HD Newbie Question

Rob-Candlelght Prductions wrote on 3/2/2008, 10:10 PM
I"ve been shooting SD video for many years using Sony and Canon Prosumer cams. I recently shot with a SONY CMOS "HD" camera (in SD mode) and was amazed to see the CMOS color and image quality as good as the 3CCD cams.. wow!

OK.. my few questions.

(1) Since I'm rendering to MPEG2/DVD 720x480, would it be accurate to say that playing my DVD on an HD TV will still benefit from the HD capabilities on the TV (since a regular TV is like.. what.. 320x240?)?

(2) If I shot with HD cameras and edited in Vegas, could my project be burned to a regular DVD-R, and played on a regular DVD player, displayed on an HD TV?

(3) Would my client(s) need a specialized player to play my HD DVDs?

Thanks so much for these high-level questions.. a redirect to a FAQ with this info. is fine too... but I sure could use a few pointers here to get me going.

Thanks!
--Rob

Comments

John_Cline wrote on 3/3/2008, 12:52 AM
1) First of all, a regular SD TV is not 320x240. Generally speaking, an SD TV can easily display a 720x480 signal. HDTVs typically come in two native resolution flavors, "Full HD" which is 1920x1080 and "Mostly" HD, which is usually 1366x768. An HDTV can upscale 720x480 SD to its native resolution, but you can't make something out of nothing and your video will still have the same amount of resolution it had at 720x480.

2) Standard DVD players can't play HD material at HD resolutions. You can, of course, display regular DVDs on an HDTV, but it's not going to be HD.

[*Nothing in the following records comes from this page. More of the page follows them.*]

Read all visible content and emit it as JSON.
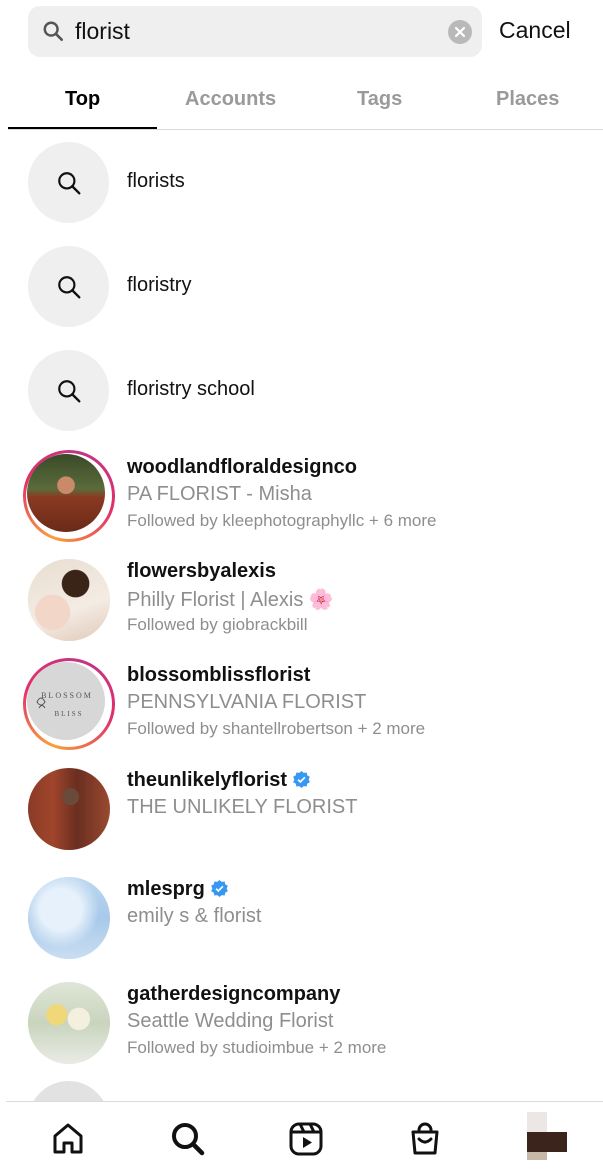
{
  "search": {
    "query": "florist",
    "cancel_label": "Cancel"
  },
  "tabs": [
    {
      "label": "Top",
      "active": true
    },
    {
      "label": "Accounts",
      "active": false
    },
    {
      "label": "Tags",
      "active": false
    },
    {
      "label": "Places",
      "active": false
    }
  ],
  "suggestions": [
    "florists",
    "floristry",
    "floristry school"
  ],
  "accounts": [
    {
      "username": "woodlandfloraldesignco",
      "name": "PA FLORIST - Misha",
      "followed_by": "Followed by kleephotographyllc + 6 more",
      "story_ring": true,
      "verified": false
    },
    {
      "username": "flowersbyalexis",
      "name": "Philly Florist | Alexis 🌸",
      "followed_by": "Followed by giobrackbill",
      "story_ring": false,
      "verified": false
    },
    {
      "username": "blossomblissflorist",
      "name": "PENNSYLVANIA FLORIST",
      "followed_by": "Followed by shantellrobertson + 2 more",
      "story_ring": true,
      "verified": false,
      "avatar_text": [
        "BLOSSOM",
        "BLISS"
      ]
    },
    {
      "username": "theunlikelyflorist",
      "name": "THE UNLIKELY FLORIST",
      "followed_by": "",
      "story_ring": false,
      "verified": true
    },
    {
      "username": "mlesprg",
      "name": "emily s & florist",
      "followed_by": "",
      "story_ring": false,
      "verified": true
    },
    {
      "username": "gatherdesigncompany",
      "name": "Seattle Wedding Florist",
      "followed_by": "Followed by studioimbue + 2 more",
      "story_ring": false,
      "verified": false
    }
  ],
  "nav": [
    "home-icon",
    "search-icon",
    "reels-icon",
    "shop-icon",
    "profile-avatar"
  ],
  "colors": {
    "verified_blue": "#3897f0",
    "secondary_text": "#8e8e8e",
    "search_bg": "#efefef"
  }
}
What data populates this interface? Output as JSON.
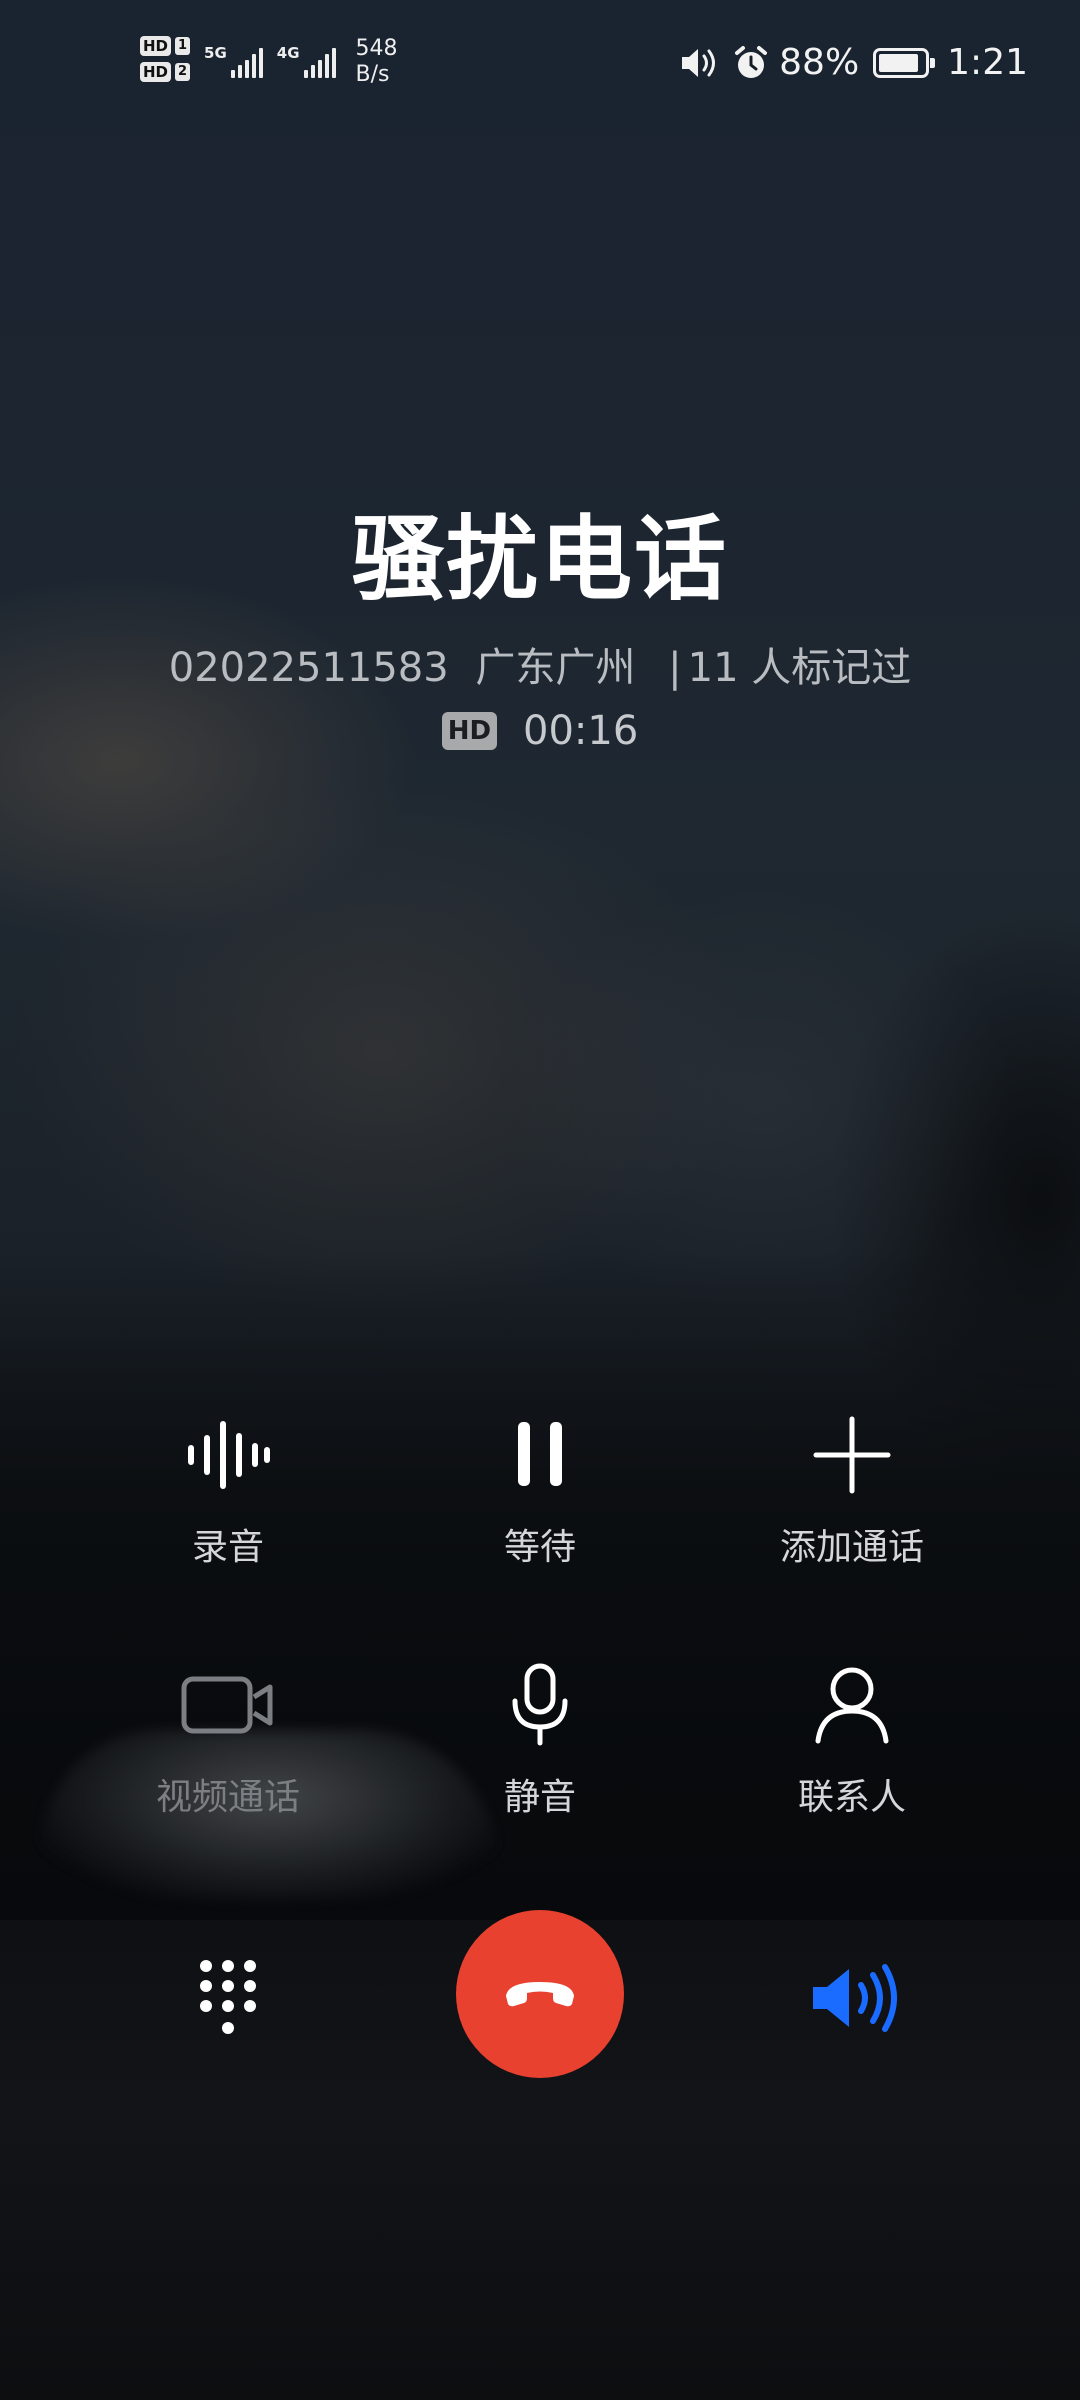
{
  "status_bar": {
    "sim1_badge": "HD",
    "sim1_num": "1",
    "sim2_badge": "HD",
    "sim2_num": "2",
    "net1": "5G",
    "net2": "4G",
    "speed_value": "548",
    "speed_unit": "B/s",
    "battery_percent": "88%",
    "battery_level": 0.88,
    "time": "1:21",
    "icons": [
      "volume-icon",
      "alarm-icon",
      "battery-icon"
    ]
  },
  "caller": {
    "name": "骚扰电话",
    "number": "02022511583",
    "location": "广东广州",
    "separator": "|",
    "marked": "11 人标记过",
    "hd_badge": "HD",
    "duration": "00:16"
  },
  "controls": {
    "record": {
      "label": "录音",
      "icon": "waveform-icon"
    },
    "hold": {
      "label": "等待",
      "icon": "pause-icon"
    },
    "add_call": {
      "label": "添加通话",
      "icon": "plus-icon"
    },
    "video_call": {
      "label": "视频通话",
      "icon": "video-camera-icon",
      "enabled": false
    },
    "mute": {
      "label": "静音",
      "icon": "microphone-icon"
    },
    "contacts": {
      "label": "联系人",
      "icon": "person-icon"
    }
  },
  "bottom_bar": {
    "keypad_icon": "dialpad-icon",
    "hangup_icon": "hang-up-icon",
    "speaker_icon": "speaker-icon",
    "hangup_color": "#e8412f",
    "speaker_color": "#1a6bff"
  }
}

3) Authoring and burning a DVD in something like DVD Architect is SD only. There are several ways to deliver HD material that will display in true HD on an HDTV. The first way is to use third-party software to burn HD on a standard DVD-R and play it on an HD-DVD player, but since HD-DVD is now essentially dead, that doesn't make much sense. Another option is to use Vegas to make an AVCHD disc to a standard DVD-R and play it using most (but not all) Blu-Ray players. The third (and probably most universal) option is to buy a Blu-Ray burner and software like Adobe Encore CS3 and make "real" Blu-Ray HD discs that will play on most Blu-Ray players. All of these options would require your clients to invest in an HD disc player and an HDTV.
Wolfgang S. wrote on 3/3/2008, 3:48 AM
"Another option is to use Vegas to make an AVCHD disc to a standard DVD-R and play it using most (but not all) Blu-Ray players."

Take care, Vegas generates 002-BDMV structures, what is not exaclty the same as 001-AVCHD-DVD structures. Yes, you can also burn a 002-BDMV structure to a DVD, but as you said very right: not every Blu Ray player will be able to play that.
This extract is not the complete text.